Reservoir Loading and Earthquakes, II
Sometimes nature seems to pack a one-two punch. If southern California has a drought with brush fires, for example, the next rainy spell is likely to bring flooding and mudslides. That's logical, if unpleasant: the vegetation that helped control runoff and stabilize slopes was destroyed by the fires, so the flooding is an understandable consequence.
Flood after fire can be seen as a natural pattern, but what about earthquake after flood? Some longtime Fairbanksans are sure that it happens, and seismologists think they may be right.
In June 1967, Fairbanks residents experienced an earthquake swarm which included at least four events between magnitude 5 and 6 during the first half-hour. During the following weeks, aftershock activity tapered off in typical fashion, and people felt only an occasional small earthquake (although many were being recorded by instruments).
In August of that year, the notorious "thousand-year flood" struck the city, forcing many families to leave their homes and move to higher ground. Packed together in places such as the university campus, people began commenting to each other that there seemed to be an increase in the number of earthquakes they were feeling. In fact, while the flood was cresting, it seemed to many that there must have been a hundred or more perceptible tremors.
Unfortunately, the Geophysical Institute could not check this figure, because the lower-lying local seismograph stations had been wiped out by the flood, and the data telemetry lines extending to the more distant stations in the state had been converted to communications channels for emergency use.

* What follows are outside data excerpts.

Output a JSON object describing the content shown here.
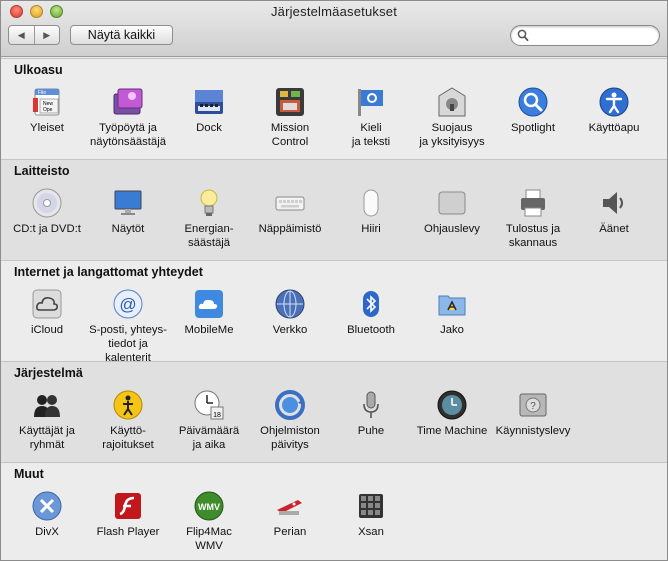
{
  "window": {
    "title": "Järjestelmäasetukset"
  },
  "toolbar": {
    "back_label": "◀",
    "forward_label": "▶",
    "show_all_label": "Näytä kaikki",
    "search": {
      "value": "",
      "placeholder": ""
    }
  },
  "sections": [
    {
      "heading": "Ulkoasu",
      "items": [
        {
          "label": "Yleiset",
          "icon": "general-icon"
        },
        {
          "label": "Työpöytä ja\nnäytönsäästäjä",
          "icon": "desktop-screensaver-icon"
        },
        {
          "label": "Dock",
          "icon": "dock-icon"
        },
        {
          "label": "Mission\nControl",
          "icon": "mission-control-icon"
        },
        {
          "label": "Kieli\nja teksti",
          "icon": "language-text-icon"
        },
        {
          "label": "Suojaus\nja yksityisyys",
          "icon": "security-privacy-icon"
        },
        {
          "label": "Spotlight",
          "icon": "spotlight-icon"
        },
        {
          "label": "Käyttöapu",
          "icon": "accessibility-icon"
        }
      ]
    },
    {
      "heading": "Laitteisto",
      "items": [
        {
          "label": "CD:t ja DVD:t",
          "icon": "cd-dvd-icon"
        },
        {
          "label": "Näytöt",
          "icon": "displays-icon"
        },
        {
          "label": "Energian-\nsäästäjä",
          "icon": "energy-saver-icon"
        },
        {
          "label": "Näppäimistö",
          "icon": "keyboard-icon"
        },
        {
          "label": "Hiiri",
          "icon": "mouse-icon"
        },
        {
          "label": "Ohjauslevy",
          "icon": "trackpad-icon"
        },
        {
          "label": "Tulostus ja\nskannaus",
          "icon": "print-scan-icon"
        },
        {
          "label": "Äänet",
          "icon": "sound-icon"
        }
      ]
    },
    {
      "heading": "Internet ja langattomat yhteydet",
      "items": [
        {
          "label": "iCloud",
          "icon": "icloud-icon"
        },
        {
          "label": "S-posti, yhteys-\ntiedot ja kalenterit",
          "icon": "mail-contacts-calendars-icon"
        },
        {
          "label": "MobileMe",
          "icon": "mobileme-icon"
        },
        {
          "label": "Verkko",
          "icon": "network-icon"
        },
        {
          "label": "Bluetooth",
          "icon": "bluetooth-icon"
        },
        {
          "label": "Jako",
          "icon": "sharing-icon"
        }
      ]
    },
    {
      "heading": "Järjestelmä",
      "items": [
        {
          "label": "Käyttäjät ja\nryhmät",
          "icon": "users-groups-icon"
        },
        {
          "label": "Käyttö-\nrajoitukset",
          "icon": "parental-controls-icon"
        },
        {
          "label": "Päivämäärä\nja aika",
          "icon": "date-time-icon"
        },
        {
          "label": "Ohjelmiston\npäivitys",
          "icon": "software-update-icon"
        },
        {
          "label": "Puhe",
          "icon": "speech-icon"
        },
        {
          "label": "Time Machine",
          "icon": "time-machine-icon"
        },
        {
          "label": "Käynnistyslevy",
          "icon": "startup-disk-icon"
        }
      ]
    },
    {
      "heading": "Muut",
      "items": [
        {
          "label": "DivX",
          "icon": "divx-icon"
        },
        {
          "label": "Flash Player",
          "icon": "flash-player-icon"
        },
        {
          "label": "Flip4Mac\nWMV",
          "icon": "flip4mac-icon"
        },
        {
          "label": "Perian",
          "icon": "perian-icon"
        },
        {
          "label": "Xsan",
          "icon": "xsan-icon"
        }
      ]
    }
  ]
}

It is probable that there really were more earthquakes during the Fairbanks flood. There have been instances all over the world of earthquakes accompanying impoundment of water in reservoirs. Perhaps the most famous example in the United States is that of Hoover Dam, completed in 1935. Hundreds of earthquakes occurred as the water level rose. Since it reached its peak of 475 feet in 1939, the level of seismicity has fluctuated in direct response to water level. None of the shocks has been particularly damaging--the largest was about magnitude 5--but the area had no record of being seismically active.
Other examples from around the world abound. One of the most widely publicized was that of the Vanont Dam in northeast Italy. From 1960 to 1963, while the reservoir behind the new dam (at 860 feet, the highest in the world) was being filled, some 250 tremors were felt as the water rose. The reservoir and dam are located in a deep, steep-walled canyon. Over a period of time, surveyors had noted a gradual downslope creep of the weak strata composing one of the canyon walls above the reservoir. On the night of October 9, 1963, when the reservoir was completely full, a huge slab of mountainside broke off and plunged into the lake, creating an immense wave which rose 330 feet over the top of the dam and rushed into the valley below. About 2,600 people were drowned. It can be argued that the self-induced earthquakes were not the sole agent responsible for the landslide (there had been a great deal of rain), but they were almost certainly a contributing factor.
Incredibly, the superbly engineered Vajont Dam held; the tragedy would have been much greater had it not. Although there have been many disasters related to dam failure throughout the world, surprisingly few have been directly related to load-induced earthquakes. No dam has actually given way because of quakes, although the dirt-filled Boca Dam in California nearly did so in 1966--a case of faulty engineering.
Because the proposed Susitna hydroelectric project would be situated in an area with a previous history of seismic activity, the earthquake engineering that has gone into its planning is probably unparalleled in history.